— Не приемлю ваших выпадов, отметаю с порога! — едва не подскочил в своём кресле Куприн. Татарские глаза его разгорелись так неистово, что, чудилось, могли прожечь собеседника насквозь. — Смею предложить, что вы, Антон Иванович, или вовсе не читали моей повести и помните критические пасквили, которые в своё время обрушила на меня официозная пресса, или пробежали её между строк! Между тем спешу вам сообщить, милостливый государь, что «Поединок» — лучшее творение из всего, что я создал! Это мой самый любимый ребёнок! И, доложу вам, поручик Ромашов — самая светлая личность, истинно русская, это, если хотите, — честь и совесть русской армии. Я ничего не выдумывал, ничего не высасывал из пальца, господин Деникин, я срисовал всё это с натуры! — Последнюю фразу Куприн выкрикнул. — Если хотите знать, то Ромашов — это я сам! Точно так же, как для Флобера — госпожа Бовари!
— Вы подтвердили моё убеждение. — Деникин старался сохранить спокойствие. — Ромашов — поистине светлый тип русского офицера. Он человек долга и чести, умеющий сострадать не только ближним, но и тем, кто стоит ниже его на ступеньках военной иерархии — простым солдатам. Но вы же сами показали его как человека слабого духом, запутавшегося в личной жизни, разочаровавшегося в ценностях воинской службы.

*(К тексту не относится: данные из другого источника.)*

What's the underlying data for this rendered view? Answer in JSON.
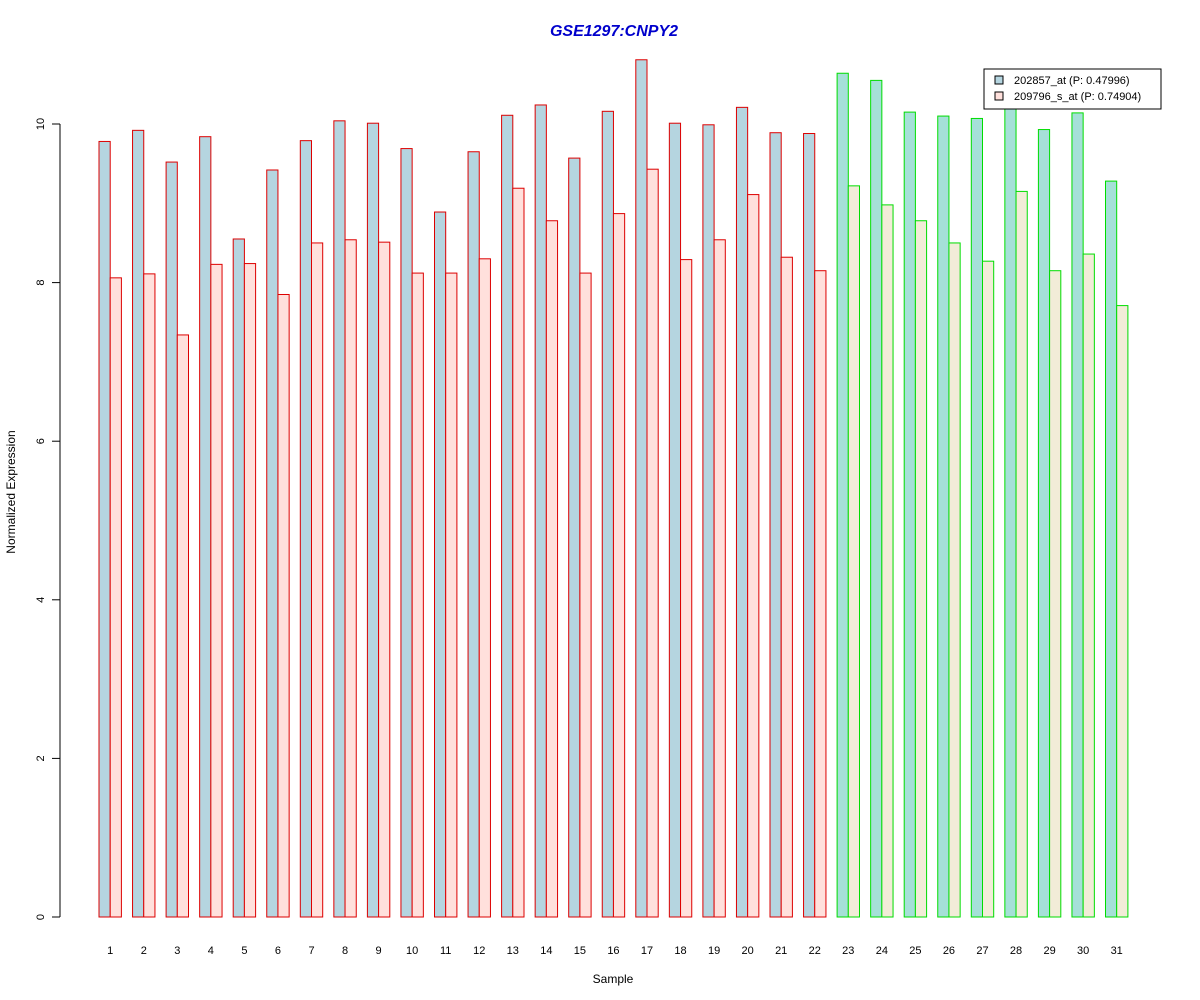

Разве на таких, как Ромашов, держалась русская армия?
— Русская армия держалась на таких, как капитан Деникин! — с запальчивой ехидностью ответил Куприн, выпивая очередную рюмку, и, чтобы не прерывать своей тирады, резко отодвинул от себя тарелку с закуской. — Послушать ваши воспоминания, так вы, Антон Иванович, были сущим ангелом во плоти! Понимаю, понимаю, к чему вы клоните: армия наша держалась на таких, как вы, и я, писатель Куприн, должен был живописать только вас и вам подобных. Но я ни за какие коврижки не изменю жизненной правде, хоть тащите меня на эшафот! — Куприн почти кричал, будто и в самом деле Деникин требовал от него живописать только таких, как он. — Может, вы ещё расскажете мне сказочку о том, что ни разу за всю службу не дали вашему обожаемому русскому солдатику в морду?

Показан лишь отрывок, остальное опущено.